While team engineer Stephen Doran will serve as interim crew chief this weekend at Charlotte Roval, Stewart-Haas Racing has decided to contest the L2-level penalty after Childers remains suspended for four weeks. Childers will not be seen on top of the pit box for Kevin Harvick until the final race of the season at Phoenix Raceway in November.
As per reports, the penalty was levied on the Kannapolis, North Carolina-based outfit on grounds of modifying a 'single source supplied part'. Upon inspection of Harvick's #4 Ford Mustang in NASCAR's Research and Development center, the discrepancies were found under the headings of Sections 14.1 (vehicle assembly) and 14.5 (vehicle body) in NASCAR's rule book. This also meant the team and driver were stripped of 100 points each in their respective championships as well.
Kevin Harvick finished in P29 in last weekend's 500-mile-long race in Lincoln, Alabama, and was one of the two cars that were taken for post-race inspections after the event was complete. It remains to be seen what the outcome of Stewart-Haas Racing's contention of the $100,000 penalty for Rodney Childers is.
Kevin Harvick's L2-level penalty marks the third Ford-manufactured team to be penalized in 2022
In a strange or perhaps obvious coincidence, all three L2-level penalties that have been issued in the 2022 NASCAR Cup Series season have been to Ford-manufactured cars and teams. Kevin Harvick marks the third time a significant penalty has been levied in the highest echelon of the sport this season, with Brad Keselowski of Roush Fenway Keselowski Racing and Michael McDowell of Front Row Motorsports being the early recipients.

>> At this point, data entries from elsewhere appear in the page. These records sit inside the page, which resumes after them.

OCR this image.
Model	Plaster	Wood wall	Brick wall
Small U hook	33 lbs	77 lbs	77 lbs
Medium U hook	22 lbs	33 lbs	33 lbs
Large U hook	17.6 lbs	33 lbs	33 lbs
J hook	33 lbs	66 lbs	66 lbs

The earlier Cup Series races at Atlanta Motor Speedway and Pocono Raceway saw the same level of reprimand being handed out to Keselowski and McDowell respectively, for the same modification of a 'single source supplied part'.
Watch out for any other teams that might manage to step on the wrong side of the NASCAR rulebook as the 2022 playoffs heat up. Charlotte Roval hosts this Sunday's Bank of America Roval 400, which goes live at 2:00 pm ET.